I want to monitor any I/O and transaction activity that occurs in the system. I am using minispy as example. Can I use minispy such a way that I don’t need to explicitly attach Drive Letter to minispy .?
I want to monitor on the whole file system.
In user mode application: we attach drive letter to minispy using following command to start monitor on that drive:
/a DriveLetter
so any way to do this without explicitly attaching drive letter.?
Thanks. Any help will be much appreciated.
Well all “/a” does it to simply call FilterAttach. You can modify the user side of minispy to call to FilterAttach yourself during initialization if you want too… Also you can enumerate and attach to all volumes with FilterVolumeFindFirst
You can also modify the minispy minifilter to attach in kernel mode… (FltEnumerateVolumes + FltAttachVolume)
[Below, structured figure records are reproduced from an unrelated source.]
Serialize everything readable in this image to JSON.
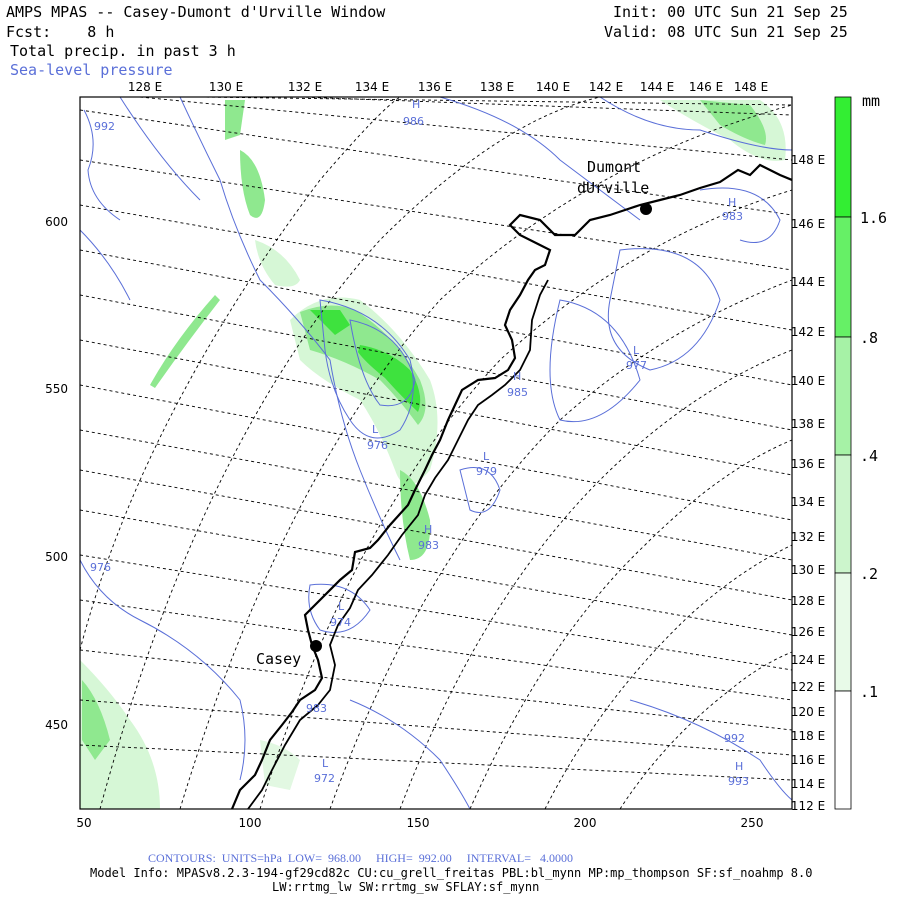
{
  "header": {
    "title": "AMPS MPAS -- Casey-Dumont d'Urville Window",
    "forecast": "Fcst:    8 h",
    "init": "Init: 00 UTC Sun 21 Sep 25",
    "valid": "Valid: 08 UTC Sun 21 Sep 25",
    "field1": "Total precip. in past 3 h",
    "field2": "Sea-level pressure"
  },
  "axes": {
    "top_lon_labels": [
      "128 E",
      "130 E",
      "132 E",
      "134 E",
      "136 E",
      "138 E",
      "140 E",
      "142 E",
      "144 E",
      "146 E",
      "148 E"
    ],
    "right_lon_labels": [
      "148 E",
      "146 E",
      "144 E",
      "142 E",
      "140 E",
      "138 E",
      "136 E",
      "134 E",
      "132 E",
      "130 E",
      "128 E",
      "126 E",
      "124 E",
      "122 E",
      "120 E",
      "118 E",
      "116 E",
      "114 E",
      "112 E"
    ],
    "left_grid_labels": [
      "600",
      "550",
      "500",
      "450"
    ],
    "bottom_grid_labels": [
      "50",
      "100",
      "150",
      "200",
      "250"
    ]
  },
  "stations": [
    {
      "name": "Casey"
    },
    {
      "name": "Dumont\ndUrville"
    }
  ],
  "pressure_labels": [
    {
      "text": "992"
    },
    {
      "text": "H\n986"
    },
    {
      "text": "H\n983"
    },
    {
      "text": "L\n977"
    },
    {
      "text": "H\n985"
    },
    {
      "text": "L\n976"
    },
    {
      "text": "L\n979"
    },
    {
      "text": "H\n983"
    },
    {
      "text": "976"
    },
    {
      "text": "L\n974"
    },
    {
      "text": "983"
    },
    {
      "text": "L\n972"
    },
    {
      "text": "992"
    },
    {
      "text": "H\n993"
    }
  ],
  "legend": {
    "unit": "mm",
    "labels": [
      "1.6",
      ".8",
      ".4",
      ".2",
      ".1"
    ],
    "colors": [
      "#33ee33",
      "#66f066",
      "#a6f2a6",
      "#ccf5cc",
      "#e8fae8"
    ]
  },
  "footer": {
    "contours": "CONTOURS:  UNITS=hPa  LOW=  968.00     HIGH=  992.00     INTERVAL=   4.0000",
    "model_info": "Model Info: MPASv8.2.3-194-gf29cd82c CU:cu_grell_freitas PBL:bl_mynn MP:mp_thompson SF:sf_noahmp 8.0",
    "model_info2": "LW:rrtmg_lw SW:rrtmg_sw SFLAY:sf_mynn"
  },
  "colors": {
    "contour": "#5a6fd8",
    "precip_light": "#d6f7d6",
    "precip_mid": "#8fe88f",
    "precip_strong": "#3ee23e"
  }
}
Minispy sets the “suppress automatic attachment” bit in the instance flags:
;Instances specific information.
DefaultInstance = "Minispy - Top Instance"
Instance1.Name = "Minispy - Middle Instance"
Instance1.Altitude = "370000"
Instance1.Flags = 0x1 ; Suppress automatic attachments
Instance2.Name = "Minispy - Bottom Instance"
Instance2.Altitude = "361000"
Instance2.Flags = 0x1 ; Suppress automatic attachments
Instance3.Name = "Minispy - Top Instance"
Instance3.Altitude = "385100"
Instance3.Flags = 0x1 ; Suppress automatic attachments
Set Flags to zero and you’ll automatically attach.
@“Scott_Noone_(OSR)” Thank You very much for the info.